Because the GMVA telescopes are located along Earth’s axis from east to west, data from the Greenland Telescope to the north and Atacama Large Millimeter/Meter Array ALMA are included to the south to complete the picture. This is what allowed astronomers to capture the shadow of the black hole and better see the emission jets at the same time. Data from all of these telescopes was synchronized using interferometry and various image processing algorithms, including the sparse interferometric modeling image library developed by Akiyama, were applied to produce the final image.

The bright ring first imaged by the EHT is the result of matter orbiting the black hole. This matter heats up, and the black hole’s strong gravity bends the emitted light around itself to form a ring of light with a dark region in the center: the black hole’s shadow. But the GMVA image shows a ring that is 50 percent larger than in the original EHT image. Subsequent computer simulations suggest this is because the new image reveals more material falling toward the black hole, specifically, the superheated plasma of the surrounding accretion disk.
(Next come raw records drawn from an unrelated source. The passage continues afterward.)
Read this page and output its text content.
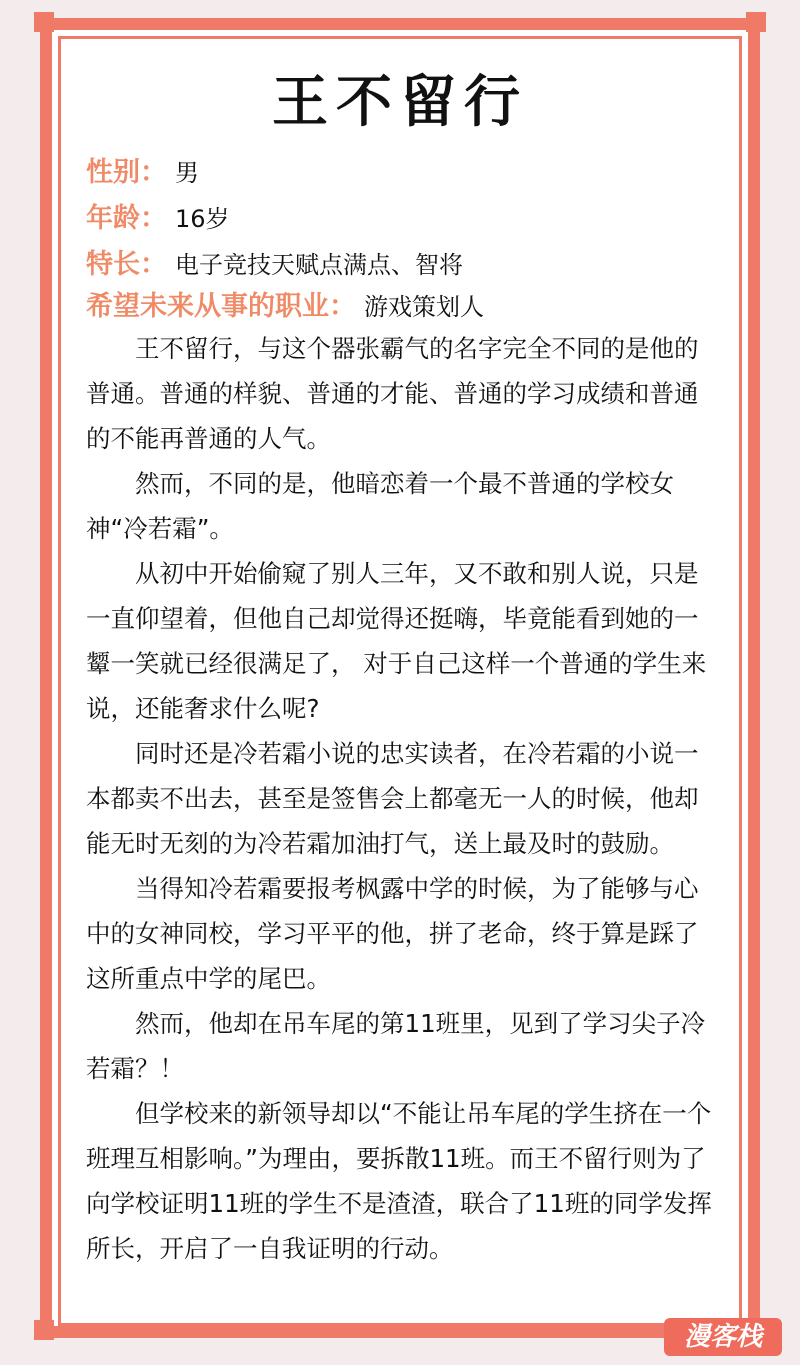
王不留行
性别： 男
年龄： 16岁
特长： 电子竞技天赋点满点、智将
希望未来从事的职业： 游戏策划人

王不留行，与这个器张霸气的名字完全不同的是他的普通。普通的样貌、普通的才能、普通的学习成绩和普通的不能再普通的人气。

然而，不同的是，他暗恋着一个最不普通的学校女神“冷若霜”。

从初中开始偷窥了别人三年，又不敢和别人说，只是一直仰望着，但他自己却觉得还挺嗨，毕竟能看到她的一颦一笑就已经很满足了， 对于自己这样一个普通的学生来说，还能奢求什么呢?

同时还是冷若霜小说的忠实读者，在冷若霜的小说一本都卖不出去，甚至是签售会上都毫无一人的时候，他却能无时无刻的为冷若霜加油打气，送上最及时的鼓励。

当得知冷若霜要报考枫露中学的时候，为了能够与心中的女神同校，学习平平的他，拼了老命，终于算是踩了这所重点中学的尾巴。

然而，他却在吊车尾的第11班里，见到了学习尖子冷若霜？！

但学校来的新领导却以“不能让吊车尾的学生挤在一个班理互相影响。”为理由，要拆散11班。而王不留行则为了向学校证明11班的学生不是渣渣，联合了11班的同学发挥所长，开启了一自我证明的行动。

漫客栈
There was also a trail of plasma extending from the central ring, most likely part of the jet shooting off into space. While astronomers have long known that black holes like M87 can spew powerful jets of matter, the underlying physics is not fully understood, and being able to observe where the jet originates near the black hole is vital to learning more. The GMVA’s 3.5-millimeter resolution allowed astronomers to see the powerful jet emerge from the glowing ring, revealing for the first time that the jet’s base was indeed connected to that ring. “What’s exciting is that we’re still seeing the shadow of the black hole, but we’re also starting to see a more extended jet,” he said. akiyama said. “For plasma to emit light at this wavelength, it has to be very hot, so every particle in the plasma travels at almost the speed of light. So, the particles are accelerated to relativistic speeds. And we see that in the case of M87, that jet expands and travels through a very wide band.” Future observations will target more radio wavelengths to further develop the scientific history of M87, telling astronomers more about the black hole’s temperature profile and plasma composition, for example. DOI: Nature, 2023. 10.1038 / s41586-023-05843-w (on DOIs).